Authorities accuse members of the clergy of engaging in subversive activities allegedly backed by Russia and aimed at undermining Armenia’s efforts to strengthen ties with the European Union.

The resolution was approved on January 26 and titled Progress of the Assembly’s Monitoring Procedure. It assesses democratic standards and human rights across member states and flags Armenia for rising political polarisation and institutional fragility.

Over the past year, Prime Minister Nikol Pashinyan’s administration has engaged in a highly public confrontation with the Church, led by Catholicos Karekin II.

The Armenian Apostolic Church, one of the world’s oldest Christian communities, remains a central authority for Armenians domestically and in the diaspora, overseeing dioceses in Russia, the US, France and the Middle East.

Between 12 and 14 senior figures have reportedly been detained, sparking accusations that the charges are politically motivated.

According to Aldo Ferrari, an Italian scholar and professor of Armenian studies at Ca’ Foscari University in Venice, the escalation of tensions is closely tied to Armenia’s upcoming parliamentary elections in June and Pashinyan’s pro-European course.

Pashinyan commands the support of only 10 per cent to 15 per cent of the population and fears defeat.

“For this reason, he is targeting the Church, potentially to prevent a strong parliamentary opposition from forming around it,” Ferrari said.

He adds that Pashinyan views the Church as a “Trojan horse” for Russia and is determined to distance Armenia from Moscow while moving closer to the EU.

To counter perceived Russian influence, the PM has had senior figures arrested, criticised the Catholicos and pressured bishops to comply.

“The confrontation has reached an unprecedented intensity,” Ferrari noted.

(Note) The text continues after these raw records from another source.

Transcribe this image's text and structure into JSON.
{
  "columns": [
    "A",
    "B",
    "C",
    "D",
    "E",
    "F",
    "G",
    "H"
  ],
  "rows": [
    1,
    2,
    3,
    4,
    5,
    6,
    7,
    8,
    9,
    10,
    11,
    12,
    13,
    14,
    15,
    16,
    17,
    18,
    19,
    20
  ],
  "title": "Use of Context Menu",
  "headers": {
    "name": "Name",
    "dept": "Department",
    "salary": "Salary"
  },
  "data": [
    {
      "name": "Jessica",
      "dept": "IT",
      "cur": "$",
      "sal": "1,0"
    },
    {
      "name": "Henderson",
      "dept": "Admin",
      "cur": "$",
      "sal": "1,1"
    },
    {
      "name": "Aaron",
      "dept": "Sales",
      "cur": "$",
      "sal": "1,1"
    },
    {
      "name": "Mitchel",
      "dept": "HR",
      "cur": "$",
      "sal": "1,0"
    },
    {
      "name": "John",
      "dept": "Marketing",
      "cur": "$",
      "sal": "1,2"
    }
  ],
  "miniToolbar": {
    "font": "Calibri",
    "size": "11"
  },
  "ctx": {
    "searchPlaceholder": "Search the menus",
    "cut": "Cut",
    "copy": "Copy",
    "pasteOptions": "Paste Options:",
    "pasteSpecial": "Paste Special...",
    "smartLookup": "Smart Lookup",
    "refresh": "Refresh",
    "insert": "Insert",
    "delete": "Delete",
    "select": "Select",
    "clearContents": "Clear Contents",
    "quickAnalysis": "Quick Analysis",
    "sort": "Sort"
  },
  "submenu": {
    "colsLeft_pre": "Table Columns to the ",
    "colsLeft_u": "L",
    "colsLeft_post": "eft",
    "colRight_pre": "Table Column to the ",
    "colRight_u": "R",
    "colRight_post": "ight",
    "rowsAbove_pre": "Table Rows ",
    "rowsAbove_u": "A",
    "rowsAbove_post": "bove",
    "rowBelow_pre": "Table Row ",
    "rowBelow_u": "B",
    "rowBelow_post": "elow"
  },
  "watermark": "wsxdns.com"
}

He highlights that the current Catholicos maintains strong ties with Russia, as Armenia did until the Velvet Revolution of 2018, which brought Pashinyan to power and displaced pro-Russian opponents.

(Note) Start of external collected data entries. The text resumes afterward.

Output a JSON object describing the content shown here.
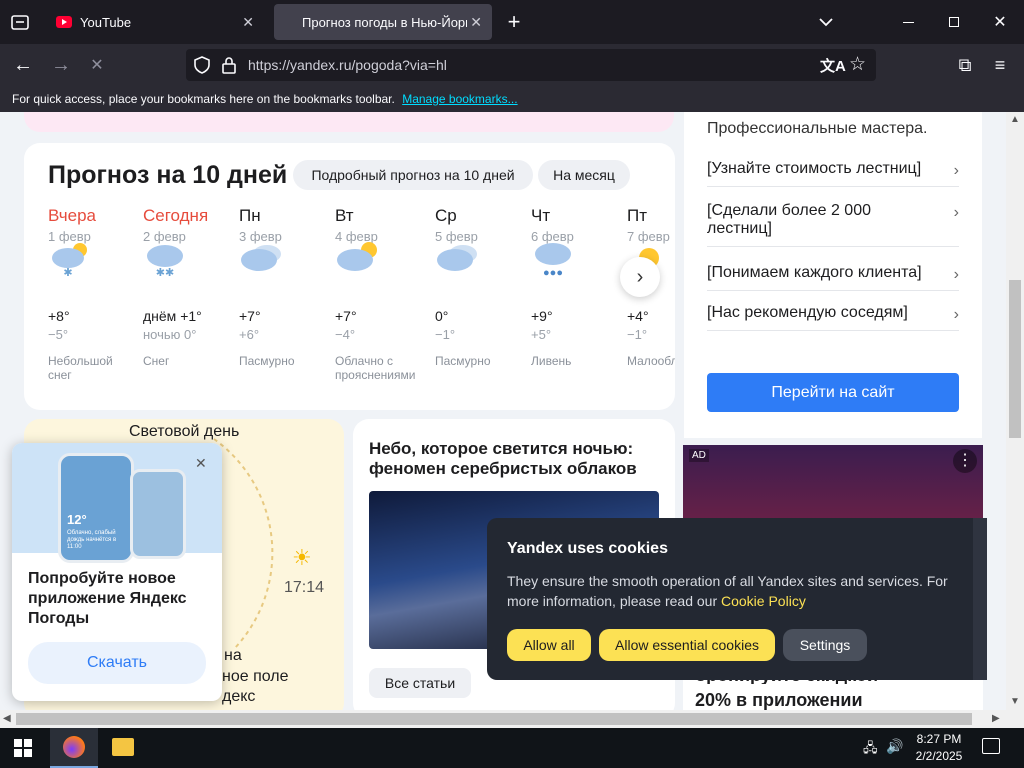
{
  "browser": {
    "tabs": [
      {
        "title": "YouTube"
      },
      {
        "title": "Прогноз погоды в Нью-Йорке"
      }
    ],
    "url": "https://yandex.ru/pogoda?via=hl",
    "bookmarks_hint": "For quick access, place your bookmarks here on the bookmarks toolbar.",
    "manage_bookmarks": "Manage bookmarks..."
  },
  "forecast": {
    "title": "Прогноз на 10 дней",
    "detailed_btn": "Подробный прогноз на 10 дней",
    "month_btn": "На месяц",
    "days": [
      {
        "name": "Вчера",
        "date": "1 февр",
        "icon": "snow-sun-icon",
        "hi": "+8°",
        "lo": "−5°",
        "cond": "Небольшой снег",
        "red": true
      },
      {
        "name": "Сегодня",
        "date": "2 февр",
        "icon": "snow-cloud-icon",
        "hi": "днём +1°",
        "lo": "ночью 0°",
        "cond": "Снег",
        "red": true
      },
      {
        "name": "Пн",
        "date": "3 февр",
        "icon": "overcast-icon",
        "hi": "+7°",
        "lo": "+6°",
        "cond": "Пасмурно",
        "red": false
      },
      {
        "name": "Вт",
        "date": "4 февр",
        "icon": "partly-cloudy-icon",
        "hi": "+7°",
        "lo": "−4°",
        "cond": "Облачно с прояснениями",
        "red": false
      },
      {
        "name": "Ср",
        "date": "5 февр",
        "icon": "overcast-icon",
        "hi": "0°",
        "lo": "−1°",
        "cond": "Пасмурно",
        "red": false
      },
      {
        "name": "Чт",
        "date": "6 февр",
        "icon": "rain-icon",
        "hi": "+9°",
        "lo": "+5°",
        "cond": "Ливень",
        "red": false
      },
      {
        "name": "Пт",
        "date": "7 февр",
        "icon": "sun-icon",
        "hi": "+4°",
        "lo": "−1°",
        "cond": "Малооблачно",
        "red": false
      }
    ]
  },
  "ad_side": {
    "top_text": "Профессиональные мастера.",
    "links": [
      "[Узнайте стоимость лестниц]",
      "[Сделали более 2 000 лестниц]",
      "[Понимаем каждого клиента]",
      "[Нас рекомендую соседям]"
    ],
    "cta": "Перейти на сайт",
    "ad_badge": "AD",
    "ad_bottom": "20% в приложении",
    "ad_bottom_partial": "бронируйте скидкой"
  },
  "daylight": {
    "title": "Световой день",
    "sunset": "17:14",
    "partial1": "на",
    "partial2": "ное поле",
    "partial3": "декс"
  },
  "article": {
    "title": "Небо, которое светится ночью: феномен серебристых облаков",
    "all_articles": "Все статьи"
  },
  "promo": {
    "phone_temp": "12°",
    "phone_text": "Облачно, слабый дождь начнётся в 11:00",
    "text": "Попробуйте новое приложение Яндекс Погоды",
    "download": "Скачать"
  },
  "cookies": {
    "title": "Yandex uses cookies",
    "body": "They ensure the smooth operation of all Yandex sites and services. For more information, please read our",
    "link": "Cookie Policy",
    "allow_all": "Allow all",
    "allow_essential": "Allow essential cookies",
    "settings": "Settings"
  },
  "taskbar": {
    "time": "8:27 PM",
    "date": "2/2/2025"
  },
  "colors": {
    "accent": "#2e7cf6",
    "cookie_btn": "#fce154",
    "today": "#e64c3d"
  }
}
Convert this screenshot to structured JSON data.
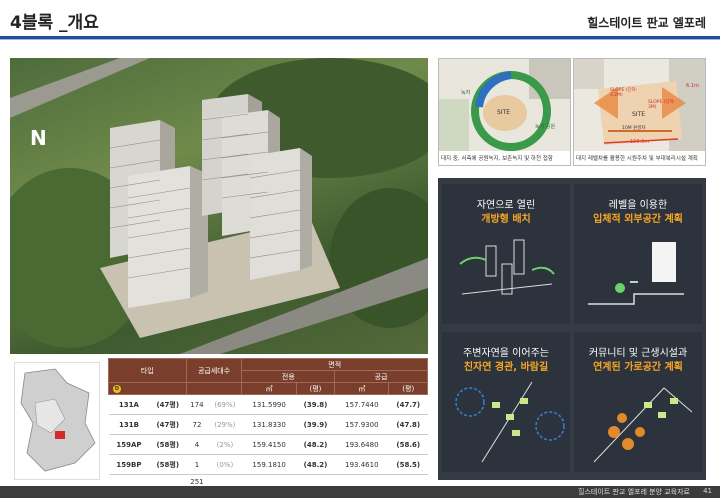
{
  "header": {
    "title": "4블록 _개요",
    "brand": "힐스테이트 판교 엘포레"
  },
  "compass": {
    "label": "N"
  },
  "diagrams": [
    {
      "caption": "대지 중, 서측에 공원녹지, 보존녹지 및 하천 접함",
      "labels": {
        "site": "SITE",
        "green_left": "녹지",
        "green_right": "녹지 공원"
      }
    },
    {
      "caption": "대지 레벨차를 활용한 시원주차 및 부대복리시설 계획",
      "labels": {
        "slope1": "SLOPE (단차: 3.2M)",
        "slope2": "SLOPE (단차: 3M)",
        "height": "6.1m",
        "site": "SITE",
        "dist": "10M 원경차",
        "width": "159.0m"
      }
    }
  ],
  "concepts": [
    {
      "line1": "자연으로 열린",
      "line2": "개방형 배치"
    },
    {
      "line1": "레벨을 이용한",
      "line2": "입체적 외부공간 계획"
    },
    {
      "line1": "주변자연을 이어주는",
      "line2": "친자연 경관, 바람길"
    },
    {
      "line1": "커뮤니티 및 근생시설과",
      "line2": "연계된 가로공간 계획"
    }
  ],
  "table": {
    "headers": {
      "type": "타입",
      "units": "공급세대수",
      "area": "면적",
      "exclusive": "전용",
      "supply": "공급",
      "sqm": "㎡",
      "pyeong": "(평)"
    },
    "marker": "D",
    "rows": [
      {
        "type": "131A",
        "py": "(47평)",
        "units": "174",
        "pct": "(69%)",
        "excl": "131.5990",
        "excl_py": "(39.8)",
        "supply": "157.7440",
        "supply_py": "(47.7)"
      },
      {
        "type": "131B",
        "py": "(47평)",
        "units": "72",
        "pct": "(29%)",
        "excl": "131.8330",
        "excl_py": "(39.9)",
        "supply": "157.9300",
        "supply_py": "(47.8)"
      },
      {
        "type": "159AP",
        "py": "(58평)",
        "units": "4",
        "pct": "(2%)",
        "excl": "159.4150",
        "excl_py": "(48.2)",
        "supply": "193.6480",
        "supply_py": "(58.6)"
      },
      {
        "type": "159BP",
        "py": "(58평)",
        "units": "1",
        "pct": "(0%)",
        "excl": "159.1810",
        "excl_py": "(48.2)",
        "supply": "193.4610",
        "supply_py": "(58.5)"
      }
    ],
    "total": "251"
  },
  "footer": {
    "text": "힐스테이트 판교 엘포레 분양 교육자료",
    "page": "41"
  }
}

The Catholicos’ brother heads the Church’s Russian diocese.

The break between Pashinyan and the Church began in 2020, following Armenia’s defeat in the war against Azerbaijan, which resulted in the loss of Nagorno-Karabakh.

After the defeat, the Catholicos demanded Pashinyan’s resignation.

From that moment, Pashinyan pursued a dual strategy: Distancing Armenia from Russia while seeking closer ties with the EU and simultaneously engaging in a rapprochement with Armenia’s historic adversaries, Turkey and Azerbaijan. He he has been strongly criticised for that move by senior figures in the Church.

According to Ferrari, within this geopolitical shift, Pashinyan is attempting to create a national church, acting against the canons of the Armenian Church, which is traditionally unified across the diaspora, and aiming instead to establish one aligned with his authority.

“The Church has been identified as a potential hub for opposition co-ordination,” Ferrari noted.

He also pointed out that Pashinyan’s actions against the Church call into question his role as Armenia’s first fully democratic leader, a position he has claimed since 2018.

He has since been praised by figures such as French President Emmanuel Macron and European Commission President Ursula von der Leyen. Ferrari adds, though, that they and other leaders have effectively overlooked Pahinyan’s political stand that limits the formation of a credible opposition.

“By targeting the Church, Pashinyan faces no organised rival and could potentially win [the upcoming election] despite low public support,” Ferrari concluded.